- Born: Johnston, Rhode Island, U.S.
- Education: Brown University; University of Cambridge; Royal College of Music;
- Occupation: Operatic countertenor
- Website: www.christopherlowrey.com

= Christopher Lowrey =

American operatic countertenor

Christopher Lowrey is an American operatic countertenor who has performed internationally and made many recordings. He took part in the world premiere of Brett Dean's Hamlet at the Glyndebourne Festival in 2017, and moved with the production to places including Australia and the Metropolitan Opera.

== Career ==
Lowrey was born in Johnston, Rhode Island. He liked to sing from childhood and first joined a church choir. He proceeded to sing with other choirs in Rhode Island, and then took vocal training with a local teacher. He studied voice first in the U.S. then in England, completing degrees at Brown University, the University of Cambridge, and the Royal College of Music's international opera school. When he moved to England he looked for a place in choral singing and liked its rich tradition there.

Lowrey took part in the world premiere of Brett Dean's Hamlet at the Glyndebourne Festival in 2017, as Guildenstern, and moved with the production to places including Australia and in 2022 the Metropolitan Opera in New York City, where the production was filmed for an international broadcast.

He appeared at the Oper Frankfurt for the first time in 2023 as Medoro in Handel's Orlando, directed by Ted Huffman and conducted by Simone de Felice, with Zanda Švēde in the title role, Kateryna Kasper as Angelica, and Monika Buczkowska as Dorinda. He was the only guest singer in the cast. Jürgen Kaube from the FAZ noted his sensitive countertenor.

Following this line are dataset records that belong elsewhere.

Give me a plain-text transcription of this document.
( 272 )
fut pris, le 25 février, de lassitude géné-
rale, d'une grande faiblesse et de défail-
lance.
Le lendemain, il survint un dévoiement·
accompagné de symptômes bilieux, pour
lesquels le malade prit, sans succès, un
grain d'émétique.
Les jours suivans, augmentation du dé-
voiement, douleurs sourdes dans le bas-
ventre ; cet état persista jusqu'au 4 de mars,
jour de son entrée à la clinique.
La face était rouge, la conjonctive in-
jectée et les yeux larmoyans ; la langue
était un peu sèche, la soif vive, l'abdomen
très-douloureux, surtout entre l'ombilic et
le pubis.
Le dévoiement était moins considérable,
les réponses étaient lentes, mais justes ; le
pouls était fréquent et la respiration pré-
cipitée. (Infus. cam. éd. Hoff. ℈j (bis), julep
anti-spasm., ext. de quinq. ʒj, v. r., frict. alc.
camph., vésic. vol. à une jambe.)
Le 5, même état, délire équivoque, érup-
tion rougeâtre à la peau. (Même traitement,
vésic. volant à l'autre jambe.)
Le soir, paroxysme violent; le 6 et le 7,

Lowrey has founded vocal ensembles including Ensemble Altera in Providence, the first professional chamber choir in Rhode Island, and ensembles in England including the Cambridge Clerkes, Ensemble Aeterna, and Passio.

== Critical reception ==

=== Faramondo ===
Lowrey received positive reviews for his performance as the villain in the 2015 Brisbane Baroque production of Faramondo. Limelight magazine gave him a "gold star for sheer entertainment" for his portrayal of the King of the Swabians. Critic Clive Paget wrote, "He's a lovely actor, but the voice too is packed with enough character to sink a battleship."

=== Farnace ===
In 2019, Lowrey appeared in the title role in Pinchgut Opera's production of Vivaldi's Farnace at the City Recital Hall in Sydney. A review in Limelight magazine described Lowrey as singing "with spirited, gleaming tones across his register", calling his diction "impeccable" and noting his "powerful stage presence". Critic Jo Litson wrote, "His characterisation exudes impatient arrogance, yet despite Farnace's often odious behaviour, his delivery of Gelido in ogni vena is ravishing and his final reconciliation with Tamiri ... is genuinely poignant".

In his review of Lowrey's performance of an aria from Farnace in San Francisco, critic Steve Winn wrote, "In a voice that wailed upward, plunged straight and alarmingly out of countertenor territory, and raged with siren-like intensity, he gave the character's lament for the 'shadow of my lifeless son' a palpable reality ... The technique was a marvel, and then the listener forgot about it, swept up in the emotional tide."

=== Stabat Mater ===
Lowrey recorded Pergolesi's Stabat Mater with soprano Sandrine Piau and the ensemble Les Talens Lyriques, conducted by Christophe Rousset. A reviewer noted that the singers made a well-balanced pair, performing at high standards.